The image featured is on the top of the 3 Brethren, I can only assume, that is what these cairns are. Many representing 3 brothers or something? Who knows.
Either way, we take the road out of Melrose, passing along the edge of Innerlaithen. We both notice changes, as we in more urbanised areas, people change, attitudes change. Edinburgh is near & we actually walk by the trainline for the start of the day. The start is a bit dull & boring to be honest, however that changes quite rapidly once we follow the Southern Upland way through Gala Hill & down into a crossing called Yair bridge, here we stop to admire the wide river..
There is something very relieving about walking by water, especially when you are being battered by the sun all day. It’s soothing and this is a good stop for the uphill struggle for the remaining 10 miles of the day. We head through the Yair forest up onto the exposed Scottish moors where we eventually meet the 3 Brethern… This is the highest climb we have done in Scotland so far, and a sign of things to come and the hills beyond glasgow, are not hills anymore, but Munros!
Up and beyond the 3 brethern, the path cuts further through more moorland, staying above 500 metres until we drop into Traquair by the end of the day. Traquair is a tiny hamlet but the nearby town of Innerlaithen is nearby where we are to camp for the night. We were hoping to stop in the bothy on Minch moor, however it is now closed. Today was pretty hard, & by towards the end we are both looking at the big birds wondering if they are going to pick us up by our shoulders and drop us into the village..
Today was lengthy, uplifting, tiring, humorous and fast moving. After an amazing night camping in the garden of the forest view inn sharing war stories with fellow campers, we chow down a brief continental breakfast followed by a mighty full English. 2 stones later we depart with high spirits, delighted once again with the hospitality received last night and this morning. The sun is in full effect today and the only way to describe the ramble up Byrnes hill is like a dehydrated camel getting pulled up a vertical ledge.
When reaching the top, its across the green Cheviot Hills, and what a love it is to walk these hills into Scotland, windows of pure joy are felt through this serene environment. Beautiful they are, but beyond , where the infinite is found there really are no words but laughter, laughing at what, we do not know. Neither does it matter…

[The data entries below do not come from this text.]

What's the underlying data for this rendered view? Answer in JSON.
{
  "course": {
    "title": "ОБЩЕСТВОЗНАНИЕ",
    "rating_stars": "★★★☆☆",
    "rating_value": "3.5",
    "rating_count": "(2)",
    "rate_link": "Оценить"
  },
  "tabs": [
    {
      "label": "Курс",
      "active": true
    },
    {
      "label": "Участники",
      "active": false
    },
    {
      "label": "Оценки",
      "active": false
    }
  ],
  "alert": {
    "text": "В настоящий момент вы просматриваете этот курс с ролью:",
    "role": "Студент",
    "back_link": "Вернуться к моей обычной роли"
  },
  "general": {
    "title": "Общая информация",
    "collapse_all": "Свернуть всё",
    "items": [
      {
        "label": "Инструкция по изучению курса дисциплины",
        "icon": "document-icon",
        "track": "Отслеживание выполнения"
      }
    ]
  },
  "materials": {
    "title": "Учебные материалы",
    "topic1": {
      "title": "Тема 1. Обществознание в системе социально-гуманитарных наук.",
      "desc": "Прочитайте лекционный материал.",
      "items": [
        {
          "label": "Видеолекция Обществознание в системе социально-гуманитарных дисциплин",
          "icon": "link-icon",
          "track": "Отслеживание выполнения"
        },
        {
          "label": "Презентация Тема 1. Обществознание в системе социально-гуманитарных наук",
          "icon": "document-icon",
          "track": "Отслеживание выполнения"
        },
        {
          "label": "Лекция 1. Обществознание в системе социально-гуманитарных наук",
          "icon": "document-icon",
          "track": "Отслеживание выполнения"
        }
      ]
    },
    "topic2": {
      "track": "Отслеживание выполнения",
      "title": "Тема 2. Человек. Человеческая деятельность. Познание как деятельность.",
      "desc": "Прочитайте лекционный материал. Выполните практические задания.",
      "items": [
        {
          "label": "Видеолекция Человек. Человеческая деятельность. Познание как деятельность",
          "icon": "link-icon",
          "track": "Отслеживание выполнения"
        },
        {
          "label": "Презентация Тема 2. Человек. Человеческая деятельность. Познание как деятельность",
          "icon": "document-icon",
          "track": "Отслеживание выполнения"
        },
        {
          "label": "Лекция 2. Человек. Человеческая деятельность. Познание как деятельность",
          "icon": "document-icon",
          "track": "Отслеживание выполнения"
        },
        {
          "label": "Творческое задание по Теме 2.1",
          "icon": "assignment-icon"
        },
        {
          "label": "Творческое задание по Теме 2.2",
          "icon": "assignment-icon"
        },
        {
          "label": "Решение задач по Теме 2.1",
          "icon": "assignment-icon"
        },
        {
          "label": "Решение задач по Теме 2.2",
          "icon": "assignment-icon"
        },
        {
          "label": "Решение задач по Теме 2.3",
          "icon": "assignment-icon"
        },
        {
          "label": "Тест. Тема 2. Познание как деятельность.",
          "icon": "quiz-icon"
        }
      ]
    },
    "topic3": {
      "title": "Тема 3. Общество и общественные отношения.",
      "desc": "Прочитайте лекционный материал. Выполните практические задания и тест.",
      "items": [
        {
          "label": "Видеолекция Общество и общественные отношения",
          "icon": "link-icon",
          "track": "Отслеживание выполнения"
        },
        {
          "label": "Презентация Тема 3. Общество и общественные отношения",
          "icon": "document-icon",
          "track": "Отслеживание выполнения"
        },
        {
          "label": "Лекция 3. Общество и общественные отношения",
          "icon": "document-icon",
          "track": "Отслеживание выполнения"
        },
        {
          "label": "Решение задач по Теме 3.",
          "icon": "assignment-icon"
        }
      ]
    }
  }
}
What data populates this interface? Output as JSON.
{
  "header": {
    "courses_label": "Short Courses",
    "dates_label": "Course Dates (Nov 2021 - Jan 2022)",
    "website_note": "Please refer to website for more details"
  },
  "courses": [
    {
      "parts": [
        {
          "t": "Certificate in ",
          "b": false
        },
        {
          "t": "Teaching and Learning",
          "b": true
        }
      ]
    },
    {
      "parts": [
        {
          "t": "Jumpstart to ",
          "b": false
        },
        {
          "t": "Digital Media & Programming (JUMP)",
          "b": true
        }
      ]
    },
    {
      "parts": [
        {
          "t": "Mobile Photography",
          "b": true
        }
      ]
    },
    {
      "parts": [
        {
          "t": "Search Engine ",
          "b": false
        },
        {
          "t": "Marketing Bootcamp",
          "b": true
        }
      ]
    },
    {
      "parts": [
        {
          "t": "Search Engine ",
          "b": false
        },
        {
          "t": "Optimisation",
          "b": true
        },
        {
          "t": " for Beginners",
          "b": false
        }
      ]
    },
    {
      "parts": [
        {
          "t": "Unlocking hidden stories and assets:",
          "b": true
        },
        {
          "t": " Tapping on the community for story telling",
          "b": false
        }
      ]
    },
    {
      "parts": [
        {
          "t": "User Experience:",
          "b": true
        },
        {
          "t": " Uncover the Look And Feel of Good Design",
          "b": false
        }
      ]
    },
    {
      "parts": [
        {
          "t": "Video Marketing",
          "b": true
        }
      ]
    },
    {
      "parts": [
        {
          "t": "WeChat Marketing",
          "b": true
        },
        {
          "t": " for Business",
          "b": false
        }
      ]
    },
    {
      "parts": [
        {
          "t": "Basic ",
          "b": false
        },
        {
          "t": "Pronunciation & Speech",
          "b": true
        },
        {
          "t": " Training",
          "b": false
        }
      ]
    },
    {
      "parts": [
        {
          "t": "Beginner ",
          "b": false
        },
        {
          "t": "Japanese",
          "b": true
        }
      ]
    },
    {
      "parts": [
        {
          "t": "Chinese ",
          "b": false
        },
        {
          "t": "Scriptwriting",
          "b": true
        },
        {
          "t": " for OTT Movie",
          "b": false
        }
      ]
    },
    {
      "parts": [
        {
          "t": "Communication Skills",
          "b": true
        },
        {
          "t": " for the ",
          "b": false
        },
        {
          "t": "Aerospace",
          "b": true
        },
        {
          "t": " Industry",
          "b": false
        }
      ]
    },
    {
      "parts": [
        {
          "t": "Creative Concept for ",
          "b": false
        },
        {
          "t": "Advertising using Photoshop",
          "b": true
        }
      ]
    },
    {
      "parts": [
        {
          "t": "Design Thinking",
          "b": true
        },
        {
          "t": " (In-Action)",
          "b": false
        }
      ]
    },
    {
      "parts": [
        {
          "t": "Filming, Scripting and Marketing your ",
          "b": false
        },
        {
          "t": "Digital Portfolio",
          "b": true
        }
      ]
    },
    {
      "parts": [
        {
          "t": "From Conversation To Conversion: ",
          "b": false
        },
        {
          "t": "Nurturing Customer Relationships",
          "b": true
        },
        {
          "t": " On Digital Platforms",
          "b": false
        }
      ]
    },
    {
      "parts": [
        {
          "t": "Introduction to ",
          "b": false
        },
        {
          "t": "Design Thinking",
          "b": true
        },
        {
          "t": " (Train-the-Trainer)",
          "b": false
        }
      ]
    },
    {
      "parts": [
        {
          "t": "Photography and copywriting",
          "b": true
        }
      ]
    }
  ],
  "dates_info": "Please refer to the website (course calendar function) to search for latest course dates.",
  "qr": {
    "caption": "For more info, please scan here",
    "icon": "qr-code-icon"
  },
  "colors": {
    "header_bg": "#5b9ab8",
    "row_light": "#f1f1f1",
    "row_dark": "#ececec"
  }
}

5 miles on walking ‘the walkers trance’ we say farewell to the pennine way, and follow the old roman road (dere street) towards Jedburgh. We find our way quite easily, across hills until we reach a stream to freshen up. We decide to take the long concrete road into Jedburgh. Even though a quiet walk, any walker knows not to walk concrete. It is the most demanding terrain (in my opinion ofcourse), and for the 7 miles, its not easy feeling like a punctured tyre rolling on the hot floor being gentley pushed by the wind. Only our humour kept us going at this stage. Blistered feet , aching shoulders and worn hips are prevalent, but the pain is ignored as I’m on a mission. Staying focused is crucial, as on hard days like this motivations can be lost easily.
We are relieved tomorrow we rest in Jedburgh with its beautiful abbey and Mary Queen of Scots had her or a house here..
I soon fall in love with Jedburgh, and Im sad to leave.